Snak King
- Type: Corporation
- Industry: Snack food manufacturer
- Founded: 1978
- Headquarters: City of Industry, CA, U.S.
- Key people: Barry C. Levin, Chairman/CEO
- Revenue: Undisclosed
- Number of employees: 950
- Website: snakking.com

= Snak King =

Snack product manufacturer

Snak King is a privately owned snack food manufacturer founded in 1978, headquartered in Industry, California. Snak King manufactures potato chips, tortilla chips, nuts, popcorn and other snacks under private label as well its own proprietary brand names
. The company is one of the largest manufacturers of snack foods in the United States, employing about 950 people and operating more than 600,000 square feet of manufacturing and warehouse space.

In December 2011, Snak King acquired C.J. Vitner Company, a Chicago based manufacturer and distributor of snack foods.

==History==
Snak King was established in 1978 by three investor groups—a pork rind manufacturer, a distributor and a manufacturing facility. One of the investors at the time was Mike Levin, father of the current chairman and chief executive officer, Barry Levin. Barry Levin joined the company in 1979 and shortly thereafter purchased a one-third interest in the company. He purchased the remaining two-thirds over the next five years.

In 1982, Snak King moved from its original 1200-square-foot facility in downtown Los Angeles to a 50,000-square-foot facility. That year, the company introduced its El Sabroso brand. In 1984, it added popcorn and caramel corn, then expanded into cheese puffs and cheese curls. In 1994, the company relocated to Industry, California. In 2000, Snak King acquired the corn chip, popcorn and extruded snack lines of the West Coast-based Granny Goose snack label.

In October 2004, rainfall triggered a massive roof collapse at its manufacturing and distribution facility, which took the company three years to rebuild at a cost of more than $30 million.

Its acquisition of Vitner's in 2011 nearly doubled Snak King's work force and floor space. Founded in 1926, Vitner's produces potato chips, tortilla chips, extruded puffs and curls, and other snack foods under its own brand name as well as private labels. Vitner's distributes to more than 20 states from its distribution centers in Chicago and Elk Grove Village, Illinois, and Merrillville, Indiana.

==Brands==
- El Sabroso
- Granny Goose
- Jensen's Orchard
- Nutibles
- The Whole Earth

==Awards==

In 2006, Snak King received the ”Excellence in Business-Manufacturing” award from the Los Angeles Business Journal as well as the Snack Manufacturer of the Year award from Snack Food & Wholesale Bakery.
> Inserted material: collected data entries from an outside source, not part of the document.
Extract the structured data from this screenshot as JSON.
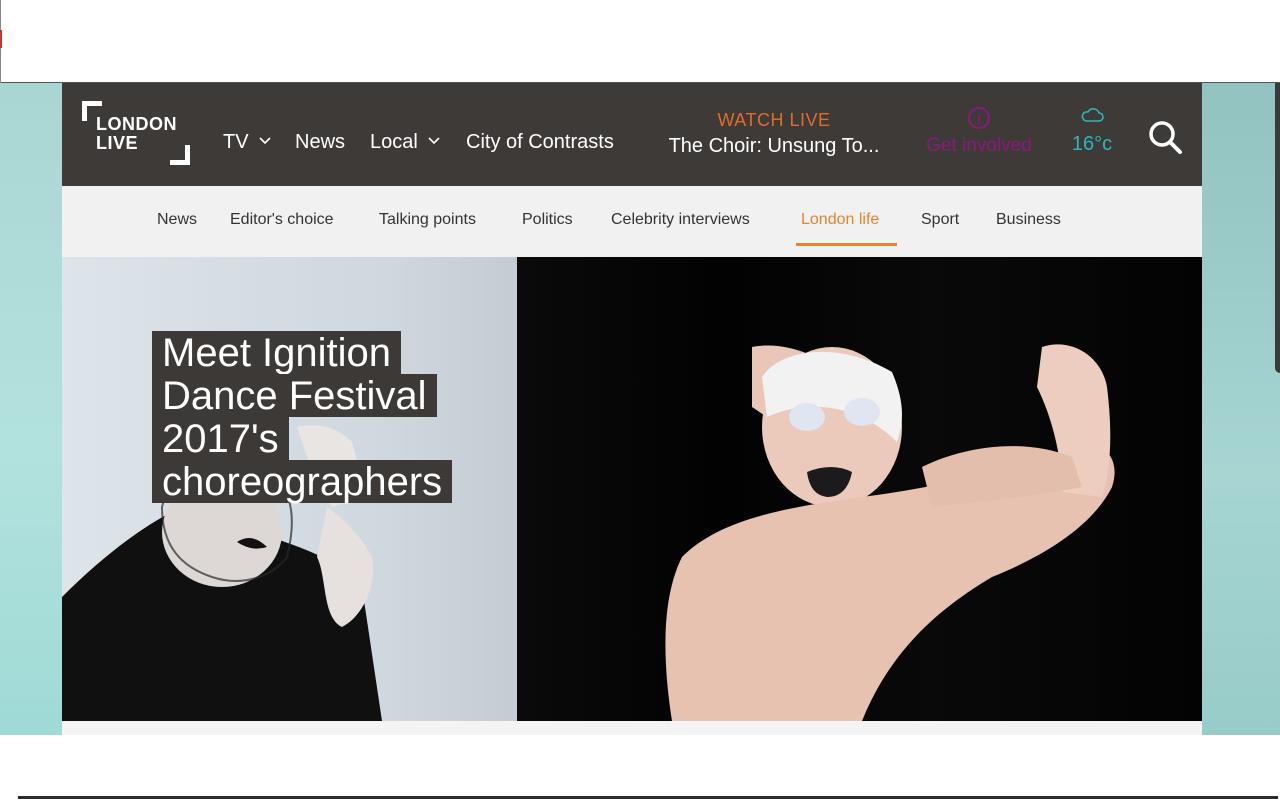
{
  "header": {
    "logo_line1": "LONDON",
    "logo_line2": "LIVE",
    "nav": [
      {
        "label": "TV",
        "has_dropdown": true
      },
      {
        "label": "News",
        "has_dropdown": false
      },
      {
        "label": "Local",
        "has_dropdown": true
      },
      {
        "label": "City of Contrasts",
        "has_dropdown": false
      }
    ],
    "watch_live_label": "WATCH LIVE",
    "now_playing": "The Choir: Unsung To...",
    "get_involved_label": "Get involved",
    "temperature": "16°c",
    "icons": {
      "weather": "cloud-icon",
      "search": "search-icon",
      "get_involved": "info-circle-icon",
      "dropdown": "chevron-down-icon"
    }
  },
  "subnav": {
    "items": [
      "News",
      "Editor's choice",
      "Talking points",
      "Politics",
      "Celebrity interviews",
      "London life",
      "Sport",
      "Business"
    ],
    "active": "London life"
  },
  "hero": {
    "title_lines": [
      "Meet Ignition",
      "Dance Festival",
      "2017's",
      "choreographers"
    ]
  },
  "colors": {
    "header_bg": "#3e3a38",
    "accent_orange": "#e5862f",
    "watch_live": "#e06c2c",
    "get_involved": "#8b1a7a",
    "weather": "#2bb7bb"
  }
}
In 2007, Barry Levin was honored by Ernst & Young as the “Entrepreneur of the Year”.

In 2008, the executive team at Snak King received Snack Food & Wholesale Bakery's Executives of the Year award.

In 2011, Levin received the California State Small Business Person of the Year award and was one of 18 Small Business “Champions of Change” who met with representatives of the White House Administration.

In 2013, Snak King received the Business of the Year Award from the San Gabriel Valley Economic Partnership.